It seems every week, Ted Cruz finds a new way to make himself a national spectacle.

This time, it’s for a condescending and seemingly tone-deaf Op/Ed he wrote for the Wall Street Journal in which he goes after what he calls the “watch-me-woke-it-up” CEOs of Corporate America. The column attacks the heads of companies such as Coca-Cola and Merck for taking public stands against Georgia’s controversial voting rights law, Senate Bill 202, and declares that the GOP is done taking political donations from U.S. businesses.

At one point, Cruz writes that “a clutch of business leaders tried to win woke Twitter points and clowned themselves instead.” That’s an interesting phrase for the senator from Texas to use, since the column is all but an admission that he’s gladly been in the pocket of Big Business for years.

Knowing how utterly lacking in self-awareness Cruz typically is, one can picture him writing that column, hitting ‘send’ and patting himself on the back for getting his licks in on America’s CEOs. Except he winds up providing a classic Cruzian self-own. At one point, he writes this extraordinary paragraph to show the depths of his anger over corporate leaders speaking out publicly against Georgia’s voting law.

“This time, we won’t look the other way on Coca-Cola’s $12 billion in back taxes owed. This time, when Major League Baseball lobbies to preserve its multibillion-dollar antitrust exception, we’ll say no thank you. This time, when Boeing asks for billions in corporate welfare, we’ll simply let the Export-Import Bank expire.”

Not that it is all that surprising to anyone who follows politics, but this is an actual U.S. Senator admitting, in a national newspaper, that he and his fellow Republicans gladly cut billion-dollar companies a break — often very lucrative ones — in exchange for their support. For good measure, he adds this:

“We’ve allowed them to ship jobs overseas, attack gun rights, and destroy our energy companies.”

 

Um, hello, Senator? The key point in that sentence is “we’ve allowed them.” He is literally saying the quiet part out loud. The entire column brings to mind that memorable moment in The Princess Bride when Inigo Montoya gives Vizzini a grammatical heads-up.

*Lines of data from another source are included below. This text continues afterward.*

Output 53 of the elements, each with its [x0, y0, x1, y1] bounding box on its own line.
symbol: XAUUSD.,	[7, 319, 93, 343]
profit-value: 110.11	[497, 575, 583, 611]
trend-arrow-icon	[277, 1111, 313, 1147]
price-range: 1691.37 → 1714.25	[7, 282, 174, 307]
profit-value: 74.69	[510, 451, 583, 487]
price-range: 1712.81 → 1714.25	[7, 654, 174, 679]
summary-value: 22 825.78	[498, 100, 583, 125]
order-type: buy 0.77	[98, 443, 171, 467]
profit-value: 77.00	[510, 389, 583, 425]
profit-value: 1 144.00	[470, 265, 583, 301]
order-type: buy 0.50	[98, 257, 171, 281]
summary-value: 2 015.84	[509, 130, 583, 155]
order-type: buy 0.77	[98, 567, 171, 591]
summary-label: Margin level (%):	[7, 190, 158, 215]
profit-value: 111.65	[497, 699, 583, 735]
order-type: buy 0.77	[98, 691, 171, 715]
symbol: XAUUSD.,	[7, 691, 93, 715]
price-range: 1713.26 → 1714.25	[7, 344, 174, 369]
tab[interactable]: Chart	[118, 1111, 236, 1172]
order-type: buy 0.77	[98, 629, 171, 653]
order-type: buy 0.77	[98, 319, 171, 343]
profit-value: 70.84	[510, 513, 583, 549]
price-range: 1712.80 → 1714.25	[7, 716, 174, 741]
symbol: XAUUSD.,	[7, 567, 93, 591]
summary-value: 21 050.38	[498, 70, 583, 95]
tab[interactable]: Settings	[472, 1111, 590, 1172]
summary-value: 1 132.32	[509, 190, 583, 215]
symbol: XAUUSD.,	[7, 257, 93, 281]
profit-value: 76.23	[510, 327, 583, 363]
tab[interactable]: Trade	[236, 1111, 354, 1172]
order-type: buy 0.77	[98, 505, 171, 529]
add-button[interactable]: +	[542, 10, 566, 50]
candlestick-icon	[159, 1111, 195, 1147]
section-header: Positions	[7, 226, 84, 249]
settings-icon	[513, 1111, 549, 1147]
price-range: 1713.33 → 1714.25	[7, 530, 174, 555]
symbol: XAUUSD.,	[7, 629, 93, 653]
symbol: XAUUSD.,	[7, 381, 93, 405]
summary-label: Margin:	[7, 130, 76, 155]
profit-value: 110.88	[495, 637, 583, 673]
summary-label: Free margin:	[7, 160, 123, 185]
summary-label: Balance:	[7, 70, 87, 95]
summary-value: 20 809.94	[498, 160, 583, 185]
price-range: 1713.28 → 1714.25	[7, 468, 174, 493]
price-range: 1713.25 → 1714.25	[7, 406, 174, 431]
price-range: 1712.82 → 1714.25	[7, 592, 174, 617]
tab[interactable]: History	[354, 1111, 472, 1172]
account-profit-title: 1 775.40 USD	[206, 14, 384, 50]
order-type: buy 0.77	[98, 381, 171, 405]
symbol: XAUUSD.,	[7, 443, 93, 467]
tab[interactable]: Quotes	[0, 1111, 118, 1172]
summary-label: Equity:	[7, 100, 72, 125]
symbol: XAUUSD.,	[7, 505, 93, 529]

Hypocrisy and disingenuousness are hallmarks of Cruz’s political arsenal, and he puts both on display in his editorial. He takes a Boston Tea Party shot at Coke boss James Quincey’s British roots, the political equivalent of a WWE heel going for “cheap heat” by slamming the city where he’s wrestling.

Cruz also criticized Merck’s boss James Frazier for saying the Georgia bill restricts voter access, an analysis nearly every respective news outlet and nonpartisan election expert agrees on. Cruz writes, “Was he referring to the laws’s provision that mandates more ballot boxes? Or the one that shifts Georgia’s electoral oversight to a nonpartisan appointee?”

Cruz no doubt knows that one aspect of Georgia’s new voting law is that drop boxes in the state’s four biggest counties, Fulton, Dekalb, Cobb and Gwinnett, are being reduced by at least two-thirds the number available in 2020. Those drop boxes are also not available 24 hours a day, because they must be placed inside voting locations. Also, the ‘non-partisan board’ Cruz mentions is appointed by the partisan legislature, which is currently in the GOP’s control. But he doesn’t care about accuracy. He cares about earning points with “the base.”

He and other Republicans clearly doesn’t have much interest in legislating these days, so he’s all-in on the culture wars as the GOP is desperate to change the subject from the overwhelmingly popular bills currently before Congress.

Near the end of his rant, Cruz mentions he’s received $2.6 million in donations from corporate PACs (political action committees). He then declares defiantly that “Starting today, I no longer accept money from any corporate PAC. I urge my GOP colleagues at all levels to do the same.”

[insert eye roll emoji here]

Who actually believes that?

Despite being a legislator who is generally disliked by his fellow members of Congress and even his own staff, Ted Cruz has managed to accomplish something truly remarkable.

He has found a way to make the average American cheer for mega-rich CEOs. So maybe the senator earned that pat on the back, after all.